“A rentrée política tem sido animada: inclui tensão institucional, silêncio fatal, estupefação, desvalorização e encenação. Assistimos nos últimos tempos a dois animais políticos, mestres em jogos florentinos, a medirem forças e a confrontarem-se na praça pública”, enquadra Mafalda Anjos no arranque do Olho Vivo.
“As placas tectónicas entre os dois palácios estão em ajustamento: cada um está a delimitar bem a sua esfera de competência e atuação. António Costa acredita que tem havido alguma usurpação institucional por parte de Marcelo Rebelo de Sousa, que entra em domínios da competência do Governo. A forma como usa o Conselho de Estado, onde o PS está em clara minoria, como instrumento de exercício de oposição, as suas intervenções públicas permanentes são prova disso. E o corolário foi o caso Galamba, quando o PR pediu publicamente a demissão do membro do Executivo. Este braço de força vai continuar, resta saber até onde, porque nenhum ganha com isso e é a imagem das instituições que sai prejudicada”, acrescenta a diretora da VISÃO. Daí a opção pelo silêncio, que”menoriza o Conselho de Estado”.
Filipe Luís, editor-executivo, concorda. “O Conselho de Estado é o VAR que Marcelo quer usar para confirmar as suas intervenções dentro de campo”, metaforiza. “Costa ficou em silêncio, mas não foi um amuo. Levava aquilo pensado e tinha dois objetivos. O primeiro, frustrar as intenções de Marcelo. Segundo, desvalorizar aquela reunião, desconfiado de que o PR está a usar o CE como arma de oposição. E decidiu: ‘Sou obrigado a estar aqui, mas não tenho que colaborar'”, afirma. “De facto, Marcelo parece querer usar o CE como se fosse uma Câmara Alta… Ora, é duvidoso que aquele órgão deva ser usado para fazer análise sobre as políticas públicas de um governo…”
Uma coisa parece certa: a relação entre os dois palácios mudou de forma expressiva. “O Filipe disse que a relação entre o Presidente e o primeiro-ministro deram uma volta de 180 graus. Mas acho que vão dando voltas de 360 graus. Temos estocadas e alívios de tensão constantes”, aponta o jornalista Nuno Aguiar. “Este teatro começa a ser ridículo. Não consigo sublinhar o suficiente quão desinteressante é tudo isto para a generalidade dos portugueses.”
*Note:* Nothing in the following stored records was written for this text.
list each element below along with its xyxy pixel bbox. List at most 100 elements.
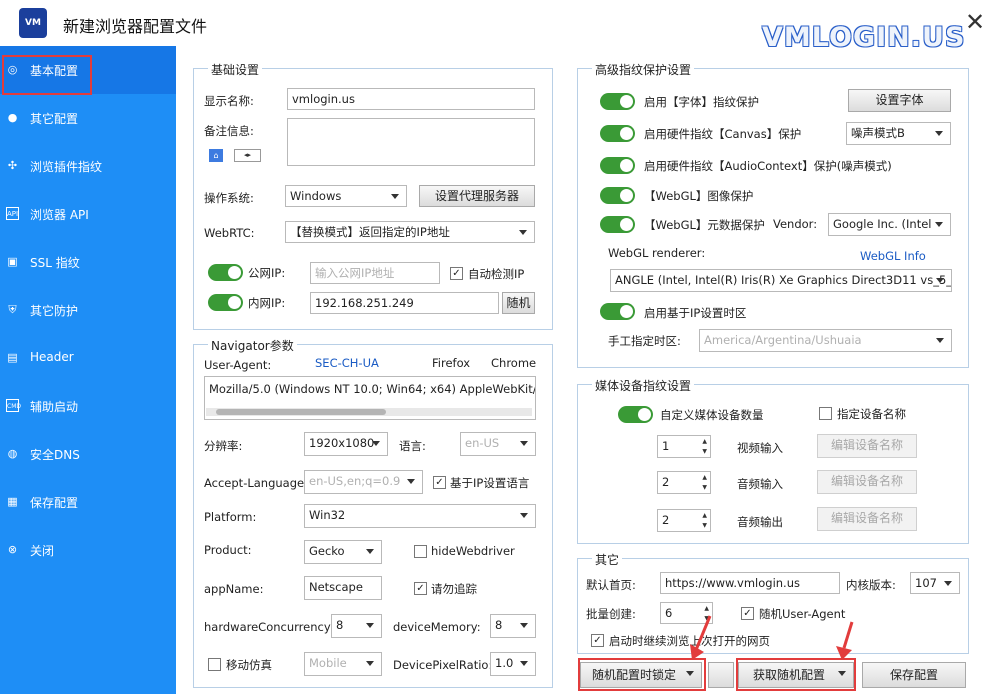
dnt-checkbox[interactable]: ✓ bbox=[414, 582, 427, 595]
audio-output-label: 音频输出 bbox=[737, 515, 783, 529]
title-bar: VM 新建浏览器配置文件 VMLOGIN.US ✕ bbox=[0, 0, 994, 53]
panel-title: 基础设置 bbox=[208, 61, 263, 78]
webgl-info-link[interactable]: WebGL Info bbox=[860, 249, 926, 263]
named-devices-label: 指定设备名称 bbox=[837, 407, 906, 421]
hide-webdriver-checkbox[interactable] bbox=[414, 545, 427, 558]
annotation-arrow-right bbox=[836, 621, 854, 660]
public-ip-label: 公网IP: bbox=[248, 266, 286, 280]
globe-icon: ◍ bbox=[7, 447, 18, 460]
os-label: 操作系统: bbox=[204, 191, 254, 205]
kernel-select[interactable]: 107 bbox=[910, 572, 960, 594]
product-select[interactable]: Gecko bbox=[304, 540, 382, 564]
canvas-toggle[interactable] bbox=[600, 125, 635, 142]
canvas-mode-select[interactable]: 噪声模式B bbox=[846, 122, 951, 145]
highlight-lock bbox=[578, 658, 706, 691]
panel-title: Navigator参数 bbox=[208, 337, 297, 354]
lan-ip-input[interactable]: 192.168.251.249 bbox=[310, 292, 499, 314]
lan-ip-toggle[interactable] bbox=[208, 294, 243, 311]
edit-audio-out-names-button[interactable]: 编辑设备名称 bbox=[817, 507, 917, 531]
random-ua-checkbox[interactable]: ✓ bbox=[741, 607, 754, 620]
auto-detect-checkbox[interactable]: ✓ bbox=[450, 267, 463, 280]
edit-video-names-button[interactable]: 编辑设备名称 bbox=[817, 434, 917, 458]
webgl-image-label: 【WebGL】图像保护 bbox=[644, 189, 754, 203]
mobile-emulation-checkbox[interactable] bbox=[208, 658, 221, 671]
name-input[interactable]: vmlogin.us bbox=[287, 88, 535, 110]
navigator-panel: Navigator参数 User-Agent: SEC-CH-UA Firefo… bbox=[193, 337, 553, 688]
video-input-label: 视频输入 bbox=[737, 441, 783, 455]
kernel-label: 内核版本: bbox=[846, 578, 896, 592]
video-input-stepper[interactable]: 1 bbox=[657, 432, 711, 462]
horizontal-scrollbar[interactable] bbox=[206, 408, 532, 416]
renderer-label: WebGL renderer: bbox=[608, 246, 706, 260]
scrollbar-thumb[interactable] bbox=[216, 409, 386, 415]
sidebar-item-protection[interactable]: ⛨ 其它防护 bbox=[0, 286, 176, 334]
random-ip-button[interactable]: 随机 bbox=[502, 292, 535, 314]
dpr-select[interactable]: 1.0 bbox=[490, 652, 536, 676]
shield-icon: ⛨ bbox=[8, 303, 17, 316]
public-ip-input[interactable]: 输入公网IP地址 bbox=[310, 262, 440, 284]
webgl-meta-toggle[interactable] bbox=[600, 216, 635, 233]
sidebar-item-dns[interactable]: ◍ 安全DNS bbox=[0, 430, 176, 478]
platform-select[interactable]: Win32 bbox=[304, 504, 536, 528]
header-icon: ▤ bbox=[7, 351, 18, 364]
arrow-buttons-icon[interactable]: ◂▸ bbox=[234, 149, 261, 162]
sidebar-item-ssl[interactable]: ▣ SSL 指纹 bbox=[0, 238, 176, 286]
mobile-select[interactable]: Mobile bbox=[304, 652, 382, 676]
restore-session-checkbox[interactable]: ✓ bbox=[591, 634, 604, 647]
appname-label: appName: bbox=[204, 582, 264, 596]
renderer-select[interactable]: ANGLE (Intel, Intel(R) Iris(R) Xe Graphi… bbox=[610, 269, 952, 292]
edit-audio-in-names-button[interactable]: 编辑设备名称 bbox=[817, 470, 917, 494]
font-toggle[interactable] bbox=[600, 93, 635, 110]
language-select[interactable]: en-US bbox=[460, 432, 536, 456]
media-custom-toggle[interactable] bbox=[618, 406, 653, 423]
sec-ch-ua-link[interactable]: SEC-CH-UA bbox=[315, 356, 379, 370]
audio-toggle[interactable] bbox=[600, 157, 635, 174]
firefox-link[interactable]: Firefox bbox=[432, 356, 470, 370]
appname-input[interactable]: Netscape bbox=[304, 576, 382, 600]
homepage-label: 默认首页: bbox=[586, 578, 636, 592]
public-ip-toggle[interactable] bbox=[208, 264, 243, 281]
audio-output-stepper[interactable]: 2 bbox=[657, 506, 711, 536]
close-icon[interactable]: ✕ bbox=[963, 8, 987, 36]
language-label: 语言: bbox=[399, 439, 426, 453]
sidebar-item-close[interactable]: ⊗ 关闭 bbox=[0, 526, 176, 574]
highlight-get-random bbox=[736, 658, 856, 691]
timezone-toggle[interactable] bbox=[600, 303, 635, 320]
resolution-select[interactable]: 1920x1080 bbox=[304, 432, 388, 456]
brand-watermark: VMLOGIN.US bbox=[762, 22, 966, 53]
proxy-button[interactable]: 设置代理服务器 bbox=[419, 185, 535, 207]
os-select[interactable]: Windows bbox=[285, 185, 407, 207]
home-icon[interactable]: ⌂ bbox=[209, 149, 223, 162]
sidebar-item-save[interactable]: ▦ 保存配置 bbox=[0, 478, 176, 526]
sidebar-item-other[interactable]: ● 其它配置 bbox=[0, 94, 176, 142]
webrtc-select[interactable]: 【替换模式】返回指定的IP地址 bbox=[285, 221, 535, 243]
sidebar-item-api[interactable]: API 浏览器 API bbox=[0, 190, 176, 238]
webgl-image-toggle[interactable] bbox=[600, 187, 635, 204]
homepage-input[interactable]: https://www.vmlogin.us bbox=[660, 572, 840, 594]
sidebar-item-launch[interactable]: CMD 辅助启动 bbox=[0, 382, 176, 430]
note-textarea[interactable] bbox=[287, 118, 535, 166]
named-devices-checkbox[interactable] bbox=[819, 407, 832, 420]
vendor-select[interactable]: Google Inc. (Intel bbox=[828, 213, 951, 236]
ua-text: Mozilla/5.0 (Windows NT 10.0; Win64; x64… bbox=[209, 382, 535, 396]
chrome-link[interactable]: Chrome bbox=[491, 356, 536, 370]
accept-language-select[interactable]: en-US,en;q=0.9 bbox=[304, 470, 423, 494]
hide-webdriver-label: hideWebdriver bbox=[431, 544, 515, 558]
ip-language-checkbox[interactable]: ✓ bbox=[433, 476, 446, 489]
dnt-label: 请勿追踪 bbox=[431, 582, 477, 596]
save-icon: ▦ bbox=[7, 495, 18, 508]
user-agent-field[interactable]: Mozilla/5.0 (Windows NT 10.0; Win64; x64… bbox=[204, 376, 536, 420]
sidebar-item-header[interactable]: ▤ Header bbox=[0, 334, 176, 382]
audio-input-stepper[interactable]: 2 bbox=[657, 468, 711, 498]
sidebar: ◎ 基本配置 ● 其它配置 ✣ 浏览插件指纹 API 浏览器 API ▣ SSL 指纹 ⛨… bbox=[0, 46, 176, 694]
hw-concurrency-select[interactable]: 8 bbox=[331, 614, 382, 638]
set-font-button[interactable]: 设置字体 bbox=[848, 89, 951, 112]
product-label: Product: bbox=[204, 543, 252, 557]
device-memory-select[interactable]: 8 bbox=[490, 614, 536, 638]
sidebar-item-plugins[interactable]: ✣ 浏览插件指纹 bbox=[0, 142, 176, 190]
save-config-button[interactable]: 保存配置 bbox=[862, 662, 966, 688]
highlight-basic bbox=[2, 55, 92, 95]
timezone-select[interactable]: America/Argentina/Ushuaia bbox=[699, 329, 952, 352]
name-label: 显示名称: bbox=[204, 94, 254, 108]
api-icon: API bbox=[6, 207, 19, 220]
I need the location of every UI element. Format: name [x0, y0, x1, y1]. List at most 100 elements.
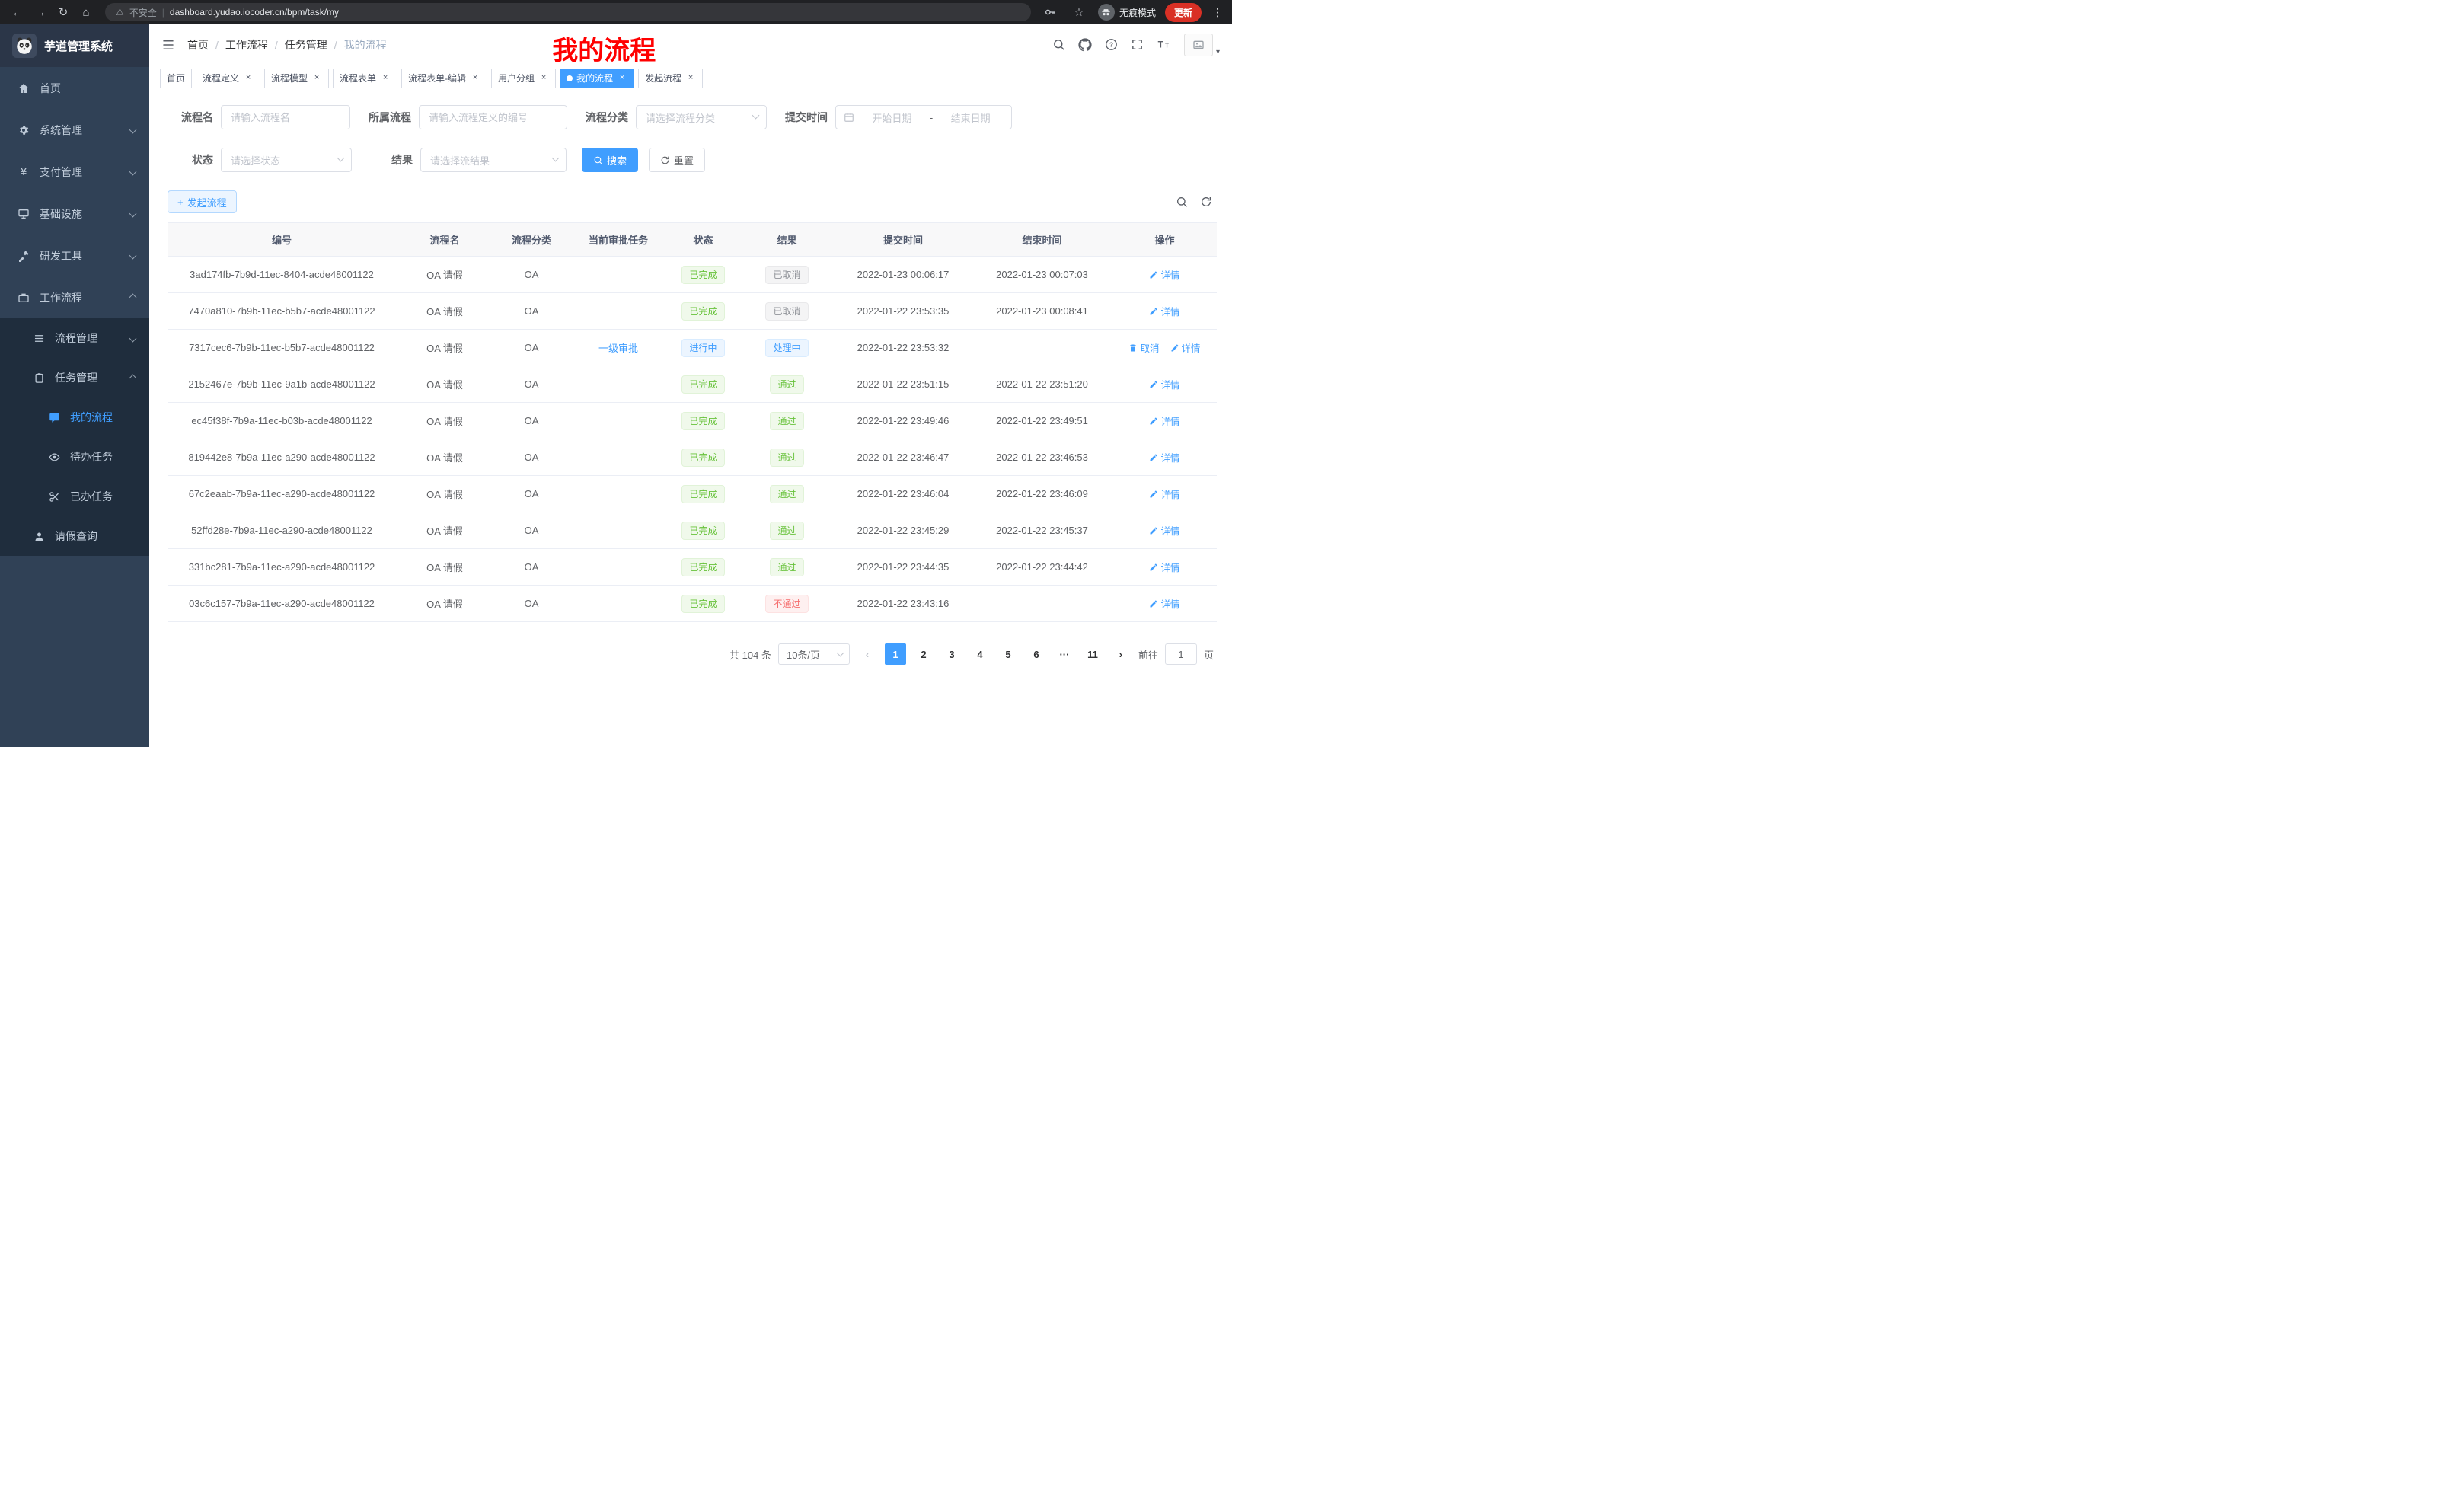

Para o jornalista de economia, “o silêncio de António Costa não foi um amuo”. “Foi algo premeditado e com significado político. “Mas parece-me que ficou no limiar do desrespeito institucional pelo órgão do Conselho de Estado”, acrescenta.
Medidas fiscais
Em análise estiveram também as medidas apresentadas por António Costa na Academia Socialista, com foco nos impostos e nos jovens. Vêm aí alívios fiscais, conforme tem vindo a sinalizar Fernando Medina e o PSD veio propor.
“Desde abril que, mais do que uma vez por mês, um ministro faz declarações ou dá entrevistas em que anuncia uma descida de impostos. As medidas reveladas ontem por António Costa fazem parte desse ciclo, que ainda culminará com a apresentação do OE 2024, provavelmente com mais algumas novidades no IRS”, antecipa Nuno Aguiar.
“Há um equívoco no debate em Portugal, que é falar de classe média sobre estes alívios fiscais propostos. 70% das famílias portuguesas está no 1º e 2º escalão de IRS. Metade dos agregados não paga IRS. Algures aí está a classe média. Podemos achar que é justo aliviar segmentos da população que quase não tiveram alívio desde a troika, mas estamos a falar de classe média alta, os 25% mais ricos”, avalia Nuno Aguiar. “Para a classe média, teremos de pensar noutro tipo de medidas. Em Portugal não pagamos muitos impostos, o desequilíbrio está na qualidade de serviços públicos que recebemos.
Para Mafalda Anjos, as propostas do PSD foram um passo no sentido certo. “A oposição deve fazer-se assim, com menos bate-boca estéril e com mais propostas e ideias para cima da mesa, que marcam a agenda e o debate público. Mesmo que algumas não sejam exequíveis, como a ideia de baixar o IRS já em 2023, é importante trazer o tema para cima da mesa”, sublinha.
“Montenegro conseguiu marcar a rentrée com o tema dos impostos. A sua primeira ideia de os baixar já este ano está ligada a uma segunda: passar a ser o Parlamento a decidir o que se faz a um excedente orçamenta, o que torna possível a primeira. Os impostos serão o grande tema orçamental e político do ano, a partir de agora”, diz Filipe Luís.
Em análise neste Olho Vivo estiveram ainda a festa do Avante! e as declarações de Paulo Raimundo, a Universidade de verão da Comissão Europeia e o regresso às aulas com um elevador social avariado.